Materials with directional friction property? At the macroscopic level a simple metal file or rasp creates a large amount of friction in one direction and a much smaller amount in the opposit direction. Shark skin displays the same properties due to very fine scales.
Are there any materials with a surface that displays similar behaviour at a microscopic level? also what would this effect/property be called?
I have been searching using 'anisotropic friction' and 'directional friction' but sofar haven't found anything that achieves this due to microscopic effects.
 A: It has been engineered, based on observations hair patterns of insects

(Droplet slides down when substrate is oriented so that the hairs point downwards, while it was attached in the first two orientations)
In nature, it is useful e.g. for butterflies who need to expel water droplets from their wings: the droplets slide out thanks to the outward pointing hair.
A: I rather doubt it, depending on the definition of "microscopic."  Certainly some theoretical material made up of really large molecules with asymmetric structure might have an asymmetric surface profile as a result.  
There is another paradigm you could look at.  Certain III-V materials (I may have misremembered and it's II-VI :-( ) cleave asymmetrically in the 1-0-0 plane, always leaving one face of the crystal with one element at the surface, and the opposite face with the opposite element.  If you then had some other material whose hydrogen bonding-strength was radically different for the two elements, you'd get different frictional force on the two surfaces.  You still wouldn't get a directional difference, though. 

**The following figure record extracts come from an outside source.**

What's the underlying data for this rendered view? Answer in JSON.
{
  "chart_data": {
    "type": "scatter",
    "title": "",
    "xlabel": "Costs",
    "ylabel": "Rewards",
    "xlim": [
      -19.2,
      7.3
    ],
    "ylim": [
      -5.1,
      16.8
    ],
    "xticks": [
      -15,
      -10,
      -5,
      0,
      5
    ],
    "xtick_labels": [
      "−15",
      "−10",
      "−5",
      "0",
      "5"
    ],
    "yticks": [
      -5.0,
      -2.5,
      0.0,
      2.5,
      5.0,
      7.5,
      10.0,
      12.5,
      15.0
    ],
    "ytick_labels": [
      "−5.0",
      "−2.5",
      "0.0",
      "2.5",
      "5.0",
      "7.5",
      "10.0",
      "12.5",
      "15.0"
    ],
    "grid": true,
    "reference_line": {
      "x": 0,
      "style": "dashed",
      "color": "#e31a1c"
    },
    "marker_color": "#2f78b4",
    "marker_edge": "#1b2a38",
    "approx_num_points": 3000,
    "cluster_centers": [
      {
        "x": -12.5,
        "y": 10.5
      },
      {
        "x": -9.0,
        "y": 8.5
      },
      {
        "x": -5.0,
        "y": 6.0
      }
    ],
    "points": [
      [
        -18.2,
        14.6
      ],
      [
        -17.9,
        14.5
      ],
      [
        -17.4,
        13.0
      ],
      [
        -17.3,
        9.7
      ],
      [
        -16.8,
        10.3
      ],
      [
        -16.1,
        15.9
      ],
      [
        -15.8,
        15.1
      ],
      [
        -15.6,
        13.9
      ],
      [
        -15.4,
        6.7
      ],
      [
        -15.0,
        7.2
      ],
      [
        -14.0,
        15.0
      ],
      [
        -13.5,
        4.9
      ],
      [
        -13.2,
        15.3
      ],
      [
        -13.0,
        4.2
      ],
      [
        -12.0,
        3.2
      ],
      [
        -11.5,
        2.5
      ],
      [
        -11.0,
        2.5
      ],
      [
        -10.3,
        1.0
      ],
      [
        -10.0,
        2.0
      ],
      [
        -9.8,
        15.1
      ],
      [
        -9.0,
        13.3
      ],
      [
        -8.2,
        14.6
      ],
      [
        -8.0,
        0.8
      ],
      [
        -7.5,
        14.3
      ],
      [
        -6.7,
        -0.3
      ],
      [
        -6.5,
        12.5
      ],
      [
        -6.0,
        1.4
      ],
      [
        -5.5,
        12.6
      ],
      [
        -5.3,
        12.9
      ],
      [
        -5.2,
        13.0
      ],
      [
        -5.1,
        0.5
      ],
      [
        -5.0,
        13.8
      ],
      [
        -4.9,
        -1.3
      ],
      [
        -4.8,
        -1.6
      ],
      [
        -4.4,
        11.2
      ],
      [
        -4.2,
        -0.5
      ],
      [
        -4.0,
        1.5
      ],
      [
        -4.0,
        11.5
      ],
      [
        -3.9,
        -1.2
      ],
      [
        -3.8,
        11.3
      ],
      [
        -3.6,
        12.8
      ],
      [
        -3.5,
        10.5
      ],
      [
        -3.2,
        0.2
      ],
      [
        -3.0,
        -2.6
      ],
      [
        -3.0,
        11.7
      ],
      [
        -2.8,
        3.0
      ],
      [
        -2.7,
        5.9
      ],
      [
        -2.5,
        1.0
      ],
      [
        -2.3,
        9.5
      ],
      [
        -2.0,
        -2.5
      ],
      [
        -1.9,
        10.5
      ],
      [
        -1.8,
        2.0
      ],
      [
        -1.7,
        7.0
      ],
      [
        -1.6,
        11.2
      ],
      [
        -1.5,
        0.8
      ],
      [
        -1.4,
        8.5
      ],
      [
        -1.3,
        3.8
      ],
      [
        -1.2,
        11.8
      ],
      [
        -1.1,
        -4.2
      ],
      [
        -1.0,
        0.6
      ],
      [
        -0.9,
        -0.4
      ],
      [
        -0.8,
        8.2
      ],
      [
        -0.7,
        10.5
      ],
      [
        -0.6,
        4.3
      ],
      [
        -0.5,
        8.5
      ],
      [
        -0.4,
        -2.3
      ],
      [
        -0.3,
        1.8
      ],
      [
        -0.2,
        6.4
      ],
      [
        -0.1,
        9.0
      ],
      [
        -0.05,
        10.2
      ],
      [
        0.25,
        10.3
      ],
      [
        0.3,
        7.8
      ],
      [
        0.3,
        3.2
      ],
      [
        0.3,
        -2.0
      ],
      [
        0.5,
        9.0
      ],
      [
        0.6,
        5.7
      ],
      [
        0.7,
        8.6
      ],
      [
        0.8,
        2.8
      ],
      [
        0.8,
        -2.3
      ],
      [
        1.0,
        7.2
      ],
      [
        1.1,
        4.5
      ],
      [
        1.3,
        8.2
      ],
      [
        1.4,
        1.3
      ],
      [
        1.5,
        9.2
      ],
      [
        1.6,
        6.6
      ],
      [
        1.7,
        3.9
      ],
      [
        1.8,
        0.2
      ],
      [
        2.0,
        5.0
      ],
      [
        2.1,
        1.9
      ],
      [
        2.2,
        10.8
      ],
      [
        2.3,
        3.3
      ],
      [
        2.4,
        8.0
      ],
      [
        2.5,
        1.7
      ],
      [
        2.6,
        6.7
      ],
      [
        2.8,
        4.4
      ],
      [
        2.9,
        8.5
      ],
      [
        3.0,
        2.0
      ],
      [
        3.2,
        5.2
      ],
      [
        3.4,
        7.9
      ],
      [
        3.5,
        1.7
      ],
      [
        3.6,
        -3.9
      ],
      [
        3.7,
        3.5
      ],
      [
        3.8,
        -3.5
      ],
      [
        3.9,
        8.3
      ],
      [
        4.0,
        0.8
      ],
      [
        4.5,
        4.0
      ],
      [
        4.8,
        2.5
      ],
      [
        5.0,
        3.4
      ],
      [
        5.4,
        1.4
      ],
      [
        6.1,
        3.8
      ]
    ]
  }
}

A: As far as sharks go, they have microscopic teeth which lay upon the next layer similar to roof shingles.  It is now thought that the scales of fish evolved into what is now known as dermal denticles and those push forward to become teeth. Different species have a smoother grit than others.  A blue shark feels like 600 grit sandpaper rubbing it nose to tail, a galapagos is going to feel like 220 grit paper and a tiger will feel like 40 grit. However, running your hand tail to nose, the skin will feel much rougher. This is going against the grain of microscopic shark teeth.  Blues will feel like 220, galapagos 100 grit and a tigers dermal denticles will likely cause your hand to bleed.